Hannafan then explained the sequence of events, according to Knafel.

Hannafan said Knafel got pregnant while she was involved with Michael Jordan and, at that time, both she and Jordan believed she was carrying his child.

Jordan first demanded that Knafel have an abortion, Hannafan said, but she refused. He then asked her to keep quiet about it, Hannafan said, and asked her not to file a paternity suit. Hannafan said Jordan told Knafel in the spring of 1991, that he would give her $5 million upon his retirement from professional basketball.

Jordan did give her $250,000, paid certain medical bills, and even sent Knafel roses at at hospital after she delivered her baby, Hannafan said.

But after finding out that it was not his baby, Jordan declined to pay her the rest of the $5 million the two had agreed to, Hannafan said.

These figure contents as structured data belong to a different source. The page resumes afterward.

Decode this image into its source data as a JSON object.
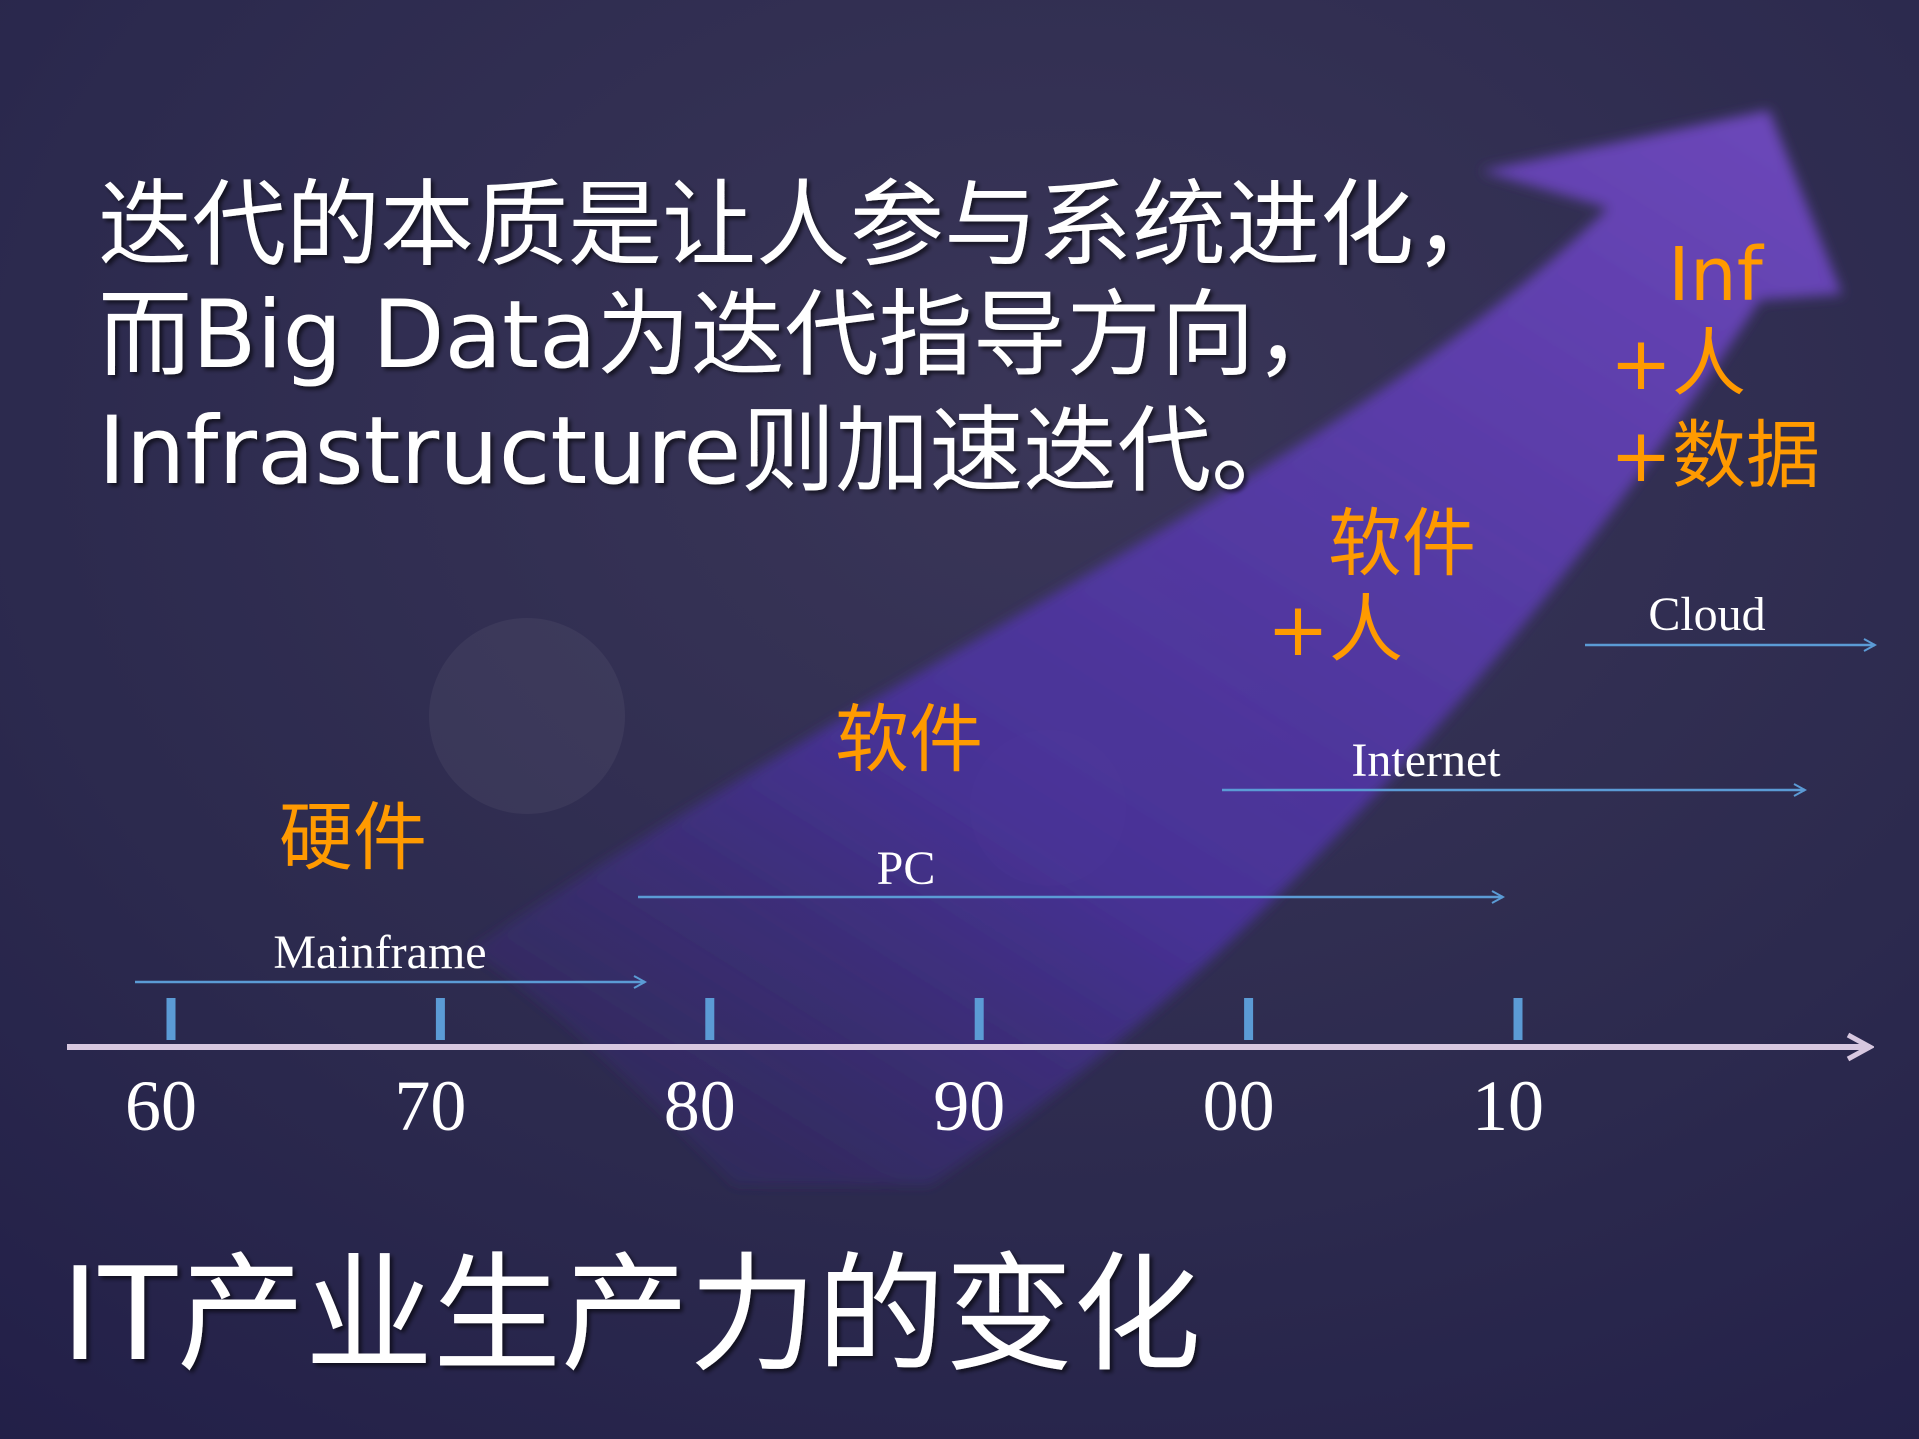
{
  "slide": {
    "headline_lines": [
      "迭代的本质是让人参与系统进化，",
      "而Big Data为迭代指导方向，",
      "Infrastructure则加速迭代。"
    ],
    "bottom_title": "IT产业生产力的变化"
  },
  "timeline": {
    "ticks": [
      "60",
      "70",
      "80",
      "90",
      "00",
      "10"
    ],
    "eras": [
      {
        "label": "Mainframe",
        "from": "60",
        "to": "80"
      },
      {
        "label": "PC",
        "from": "80",
        "to": "10"
      },
      {
        "label": "Internet",
        "from": "00",
        "to": "10+"
      },
      {
        "label": "Cloud",
        "from": "10+",
        "to": "10+"
      }
    ],
    "stages": [
      {
        "lines": [
          "硬件"
        ]
      },
      {
        "lines": [
          "软件"
        ]
      },
      {
        "lines": [
          "软件",
          "+人"
        ]
      },
      {
        "lines": [
          "Inf",
          "+人",
          "+数据"
        ]
      }
    ]
  },
  "colors": {
    "background": "#2a2850",
    "arrow": "#5a3fa8",
    "era_line": "#5b9bd5",
    "stage_text": "#ff9a00",
    "axis": "#d8c8e0"
  }
}
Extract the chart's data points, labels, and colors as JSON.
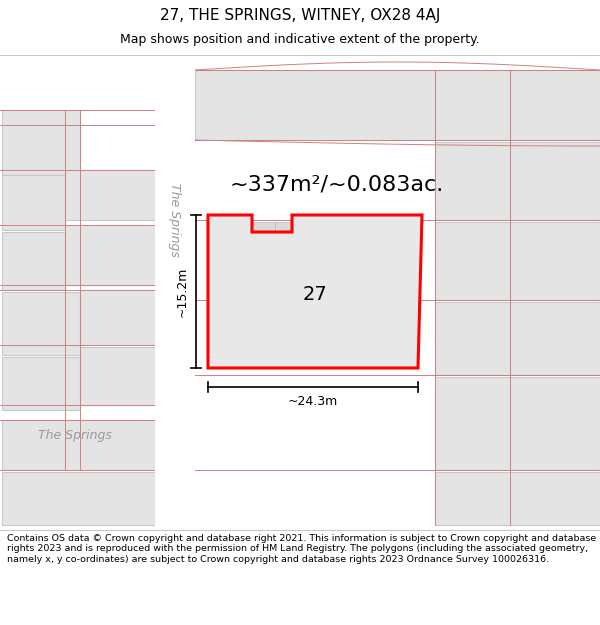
{
  "title": "27, THE SPRINGS, WITNEY, OX28 4AJ",
  "subtitle": "Map shows position and indicative extent of the property.",
  "footer": "Contains OS data © Crown copyright and database right 2021. This information is subject to Crown copyright and database rights 2023 and is reproduced with the permission of HM Land Registry. The polygons (including the associated geometry, namely x, y co-ordinates) are subject to Crown copyright and database rights 2023 Ordnance Survey 100026316.",
  "area_label": "~337m²/~0.083ac.",
  "number_label": "27",
  "width_label": "~24.3m",
  "height_label": "~15.2m",
  "road_label_v": "The Springs",
  "road_label_h": "The Springs",
  "bg_color": "#ffffff",
  "plot_fill": "#e8e8e8",
  "plot_outline": "#ff0000",
  "building_fill": "#d0d0d0",
  "building_edge": "#b0b0b0",
  "light_line": "#e08888",
  "gray_fill": "#e0e0e0",
  "gray_edge": "#c0b8b8",
  "road_gray": "#cccccc",
  "title_fontsize": 11,
  "subtitle_fontsize": 9,
  "footer_fontsize": 6.8,
  "area_fontsize": 16,
  "label_fontsize": 14,
  "dim_fontsize": 9,
  "road_fontsize": 9
}
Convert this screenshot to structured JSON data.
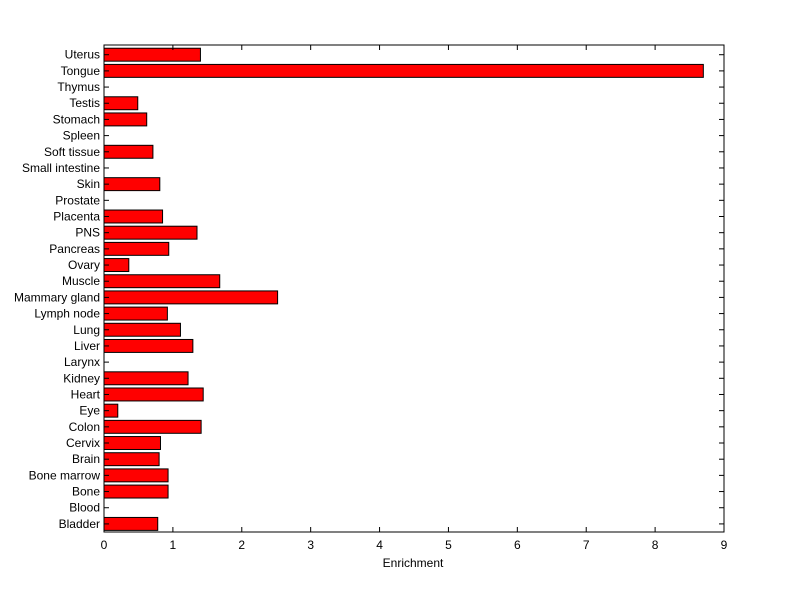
{
  "chart_data": {
    "type": "bar",
    "orientation": "horizontal",
    "title": "",
    "xlabel": "Enrichment",
    "ylabel": "",
    "xlim": [
      0,
      9
    ],
    "x_ticks": [
      "0",
      "1",
      "2",
      "3",
      "4",
      "5",
      "6",
      "7",
      "8",
      "9"
    ],
    "grid": false,
    "legend": "none",
    "bar_color": "#ff0000",
    "edge_color": "#000000",
    "categories": [
      "Uterus",
      "Tongue",
      "Thymus",
      "Testis",
      "Stomach",
      "Spleen",
      "Soft tissue",
      "Small intestine",
      "Skin",
      "Prostate",
      "Placenta",
      "PNS",
      "Pancreas",
      "Ovary",
      "Muscle",
      "Mammary gland",
      "Lymph node",
      "Lung",
      "Liver",
      "Larynx",
      "Kidney",
      "Heart",
      "Eye",
      "Colon",
      "Cervix",
      "Brain",
      "Bone marrow",
      "Bone",
      "Blood",
      "Bladder"
    ],
    "values": [
      1.4,
      8.7,
      0,
      0.49,
      0.62,
      0,
      0.71,
      0,
      0.81,
      0,
      0.85,
      1.35,
      0.94,
      0.36,
      1.68,
      2.52,
      0.92,
      1.11,
      1.29,
      0,
      1.22,
      1.44,
      0.2,
      1.41,
      0.82,
      0.8,
      0.93,
      0.93,
      0,
      0.78
    ]
  }
}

The suit filed by Jordan last month asks the court to declare that Knafel's alleged demand for $5 million is "unenforceable" and asks for an injunction barring her from "any further efforts" to try to obtain the money.

Knafel's suit against Jordan claims it was not extortion but simply a request for Jordan to comply with an agreement he made with her at the time of her pregnancy.

A news release issued by Hannafan's law firm says Knafel's suit "seeks monetary damages from Jordan in the amount of $5 million plus interest as the result of his breach of contract."